Если честно, она не любила Глеба. Знала, как он смотрит на неё, вздыхает. Но поделать ничего не могла, не нравился и всё. Бледный, как поганка, зубы кривые, волосы вечно немытые. Вот Бубен симпатичный, смуглый и весёлый. Но жутко противный и хитрый, тяжело с таким.
Соня даже сказать не могла, почему дружила с этими мальчишками.
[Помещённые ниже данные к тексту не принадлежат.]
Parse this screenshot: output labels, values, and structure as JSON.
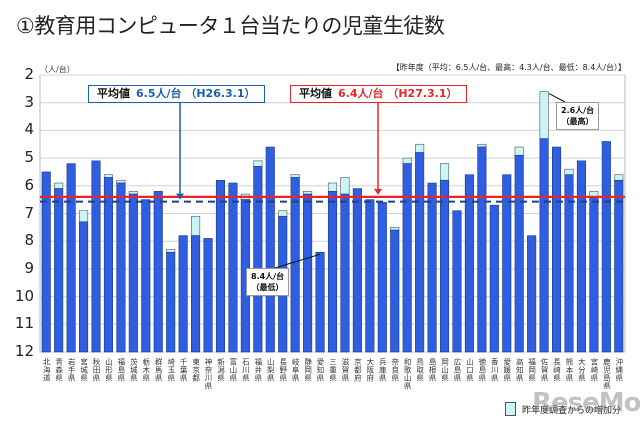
{
  "title": "①教育用コンピュータ１台当たりの児童生徒数",
  "chart_data": {
    "type": "bar",
    "title": "①教育用コンピュータ１台当たりの児童生徒数",
    "ylabel": "（人/台）",
    "ylim": [
      2,
      12
    ],
    "y_inverted": true,
    "yticks": [
      "2",
      "3",
      "4",
      "5",
      "6",
      "7",
      "8",
      "9",
      "10",
      "11",
      "12"
    ],
    "grid": true,
    "note": "【昨年度（平均：6.5人/台、最高：4.3人/台、最低：8.4人/台）】",
    "categories": [
      "北海道",
      "青森県",
      "岩手県",
      "宮城県",
      "秋田県",
      "山形県",
      "福島県",
      "茨城県",
      "栃木県",
      "群馬県",
      "埼玉県",
      "千葉県",
      "東京都",
      "神奈川県",
      "新潟県",
      "富山県",
      "石川県",
      "福井県",
      "山梨県",
      "長野県",
      "岐阜県",
      "静岡県",
      "愛知県",
      "三重県",
      "滋賀県",
      "京都府",
      "大阪府",
      "兵庫県",
      "奈良県",
      "和歌山県",
      "鳥取県",
      "島根県",
      "岡山県",
      "広島県",
      "山口県",
      "徳島県",
      "香川県",
      "愛媛県",
      "高知県",
      "福岡県",
      "佐賀県",
      "長崎県",
      "熊本県",
      "大分県",
      "宮崎県",
      "鹿児島県",
      "沖縄県"
    ],
    "series": [
      {
        "values_current": [
          5.5,
          5.9,
          5.2,
          6.9,
          5.1,
          5.6,
          5.8,
          6.2,
          6.5,
          6.2,
          8.3,
          7.8,
          7.1,
          7.9,
          5.8,
          5.9,
          6.3,
          5.1,
          4.6,
          6.9,
          5.6,
          6.2,
          8.4,
          5.9,
          5.7,
          6.1,
          6.5,
          6.6,
          7.5,
          5.0,
          4.5,
          5.9,
          5.2,
          6.9,
          5.6,
          4.5,
          6.7,
          5.6,
          4.6,
          7.8,
          2.6,
          4.6,
          5.4,
          5.1,
          6.2,
          4.4,
          5.6
        ],
        "values_previous": [
          5.5,
          6.1,
          5.2,
          7.3,
          5.1,
          5.7,
          5.9,
          6.3,
          6.5,
          6.2,
          8.4,
          7.8,
          7.8,
          7.9,
          5.8,
          5.9,
          6.5,
          5.3,
          4.6,
          7.1,
          5.7,
          6.3,
          8.4,
          6.2,
          6.3,
          6.1,
          6.5,
          6.6,
          7.6,
          5.2,
          4.8,
          5.9,
          5.8,
          6.9,
          5.6,
          4.6,
          6.7,
          5.6,
          4.9,
          7.8,
          4.3,
          4.6,
          5.6,
          5.1,
          6.4,
          4.4,
          5.8
        ]
      }
    ],
    "colors": {
      "bar": "#2f5ee0",
      "increase": "#c9f5f7",
      "avg_current": "#e8262a",
      "avg_previous": "#1f3e8c"
    },
    "legend": {
      "label": "昨年度調査からの増加分",
      "placement": "bottom-right"
    },
    "averages": [
      {
        "label": "平均値",
        "value_text": "6.5人/台 （H26.3.1）",
        "value": 6.5,
        "color": "#1a5fb4",
        "style": "dashed"
      },
      {
        "label": "平均値",
        "value_text": "6.4人/台 （H27.3.1）",
        "value": 6.4,
        "color": "#e8262a",
        "style": "solid"
      }
    ],
    "annotations": [
      {
        "text": "8.4人/台",
        "sub": "（最低）",
        "target": "愛知県"
      },
      {
        "text": "2.6人/台",
        "sub": "（最高）",
        "target": "佐賀県"
      }
    ]
  },
  "watermark": "ReseMom"
}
Потому что учились в одном классе? Может быть. Из-за того, что все остальные по городам разъехались или на лето сбежали из посёлка? И это правда. Глеб и Бубен были своими, родными, прочной ниточкой, которая связывала с детством. Не хотелось её обрывать.
Когда вернулась из аптеки, приготовила поесть. Мама так и не вставала, не читала, даже телевизор не включала. Доктор по утрам приходил, качал головой. Если лучше не станет, придётся в больницу ложиться, на операцию сложную. Соня от одного этого слова гусиной кожей покрывалась. Про себя молилась, чтобы всё хорошо кончилось, без операции. Она бы и свечку поставила или ещё чего, но не было у них в посёлке церкви. Стояла одна развалина на краю, за рекой, может, даже с царских времён. Никто её не восстанавливал, не ремонтировал. Летом там мальчишки костры жгли, а зимой, Бубен говорил, в развалинах черти греются. Стонут и хохочут, на весь посёлок слышно…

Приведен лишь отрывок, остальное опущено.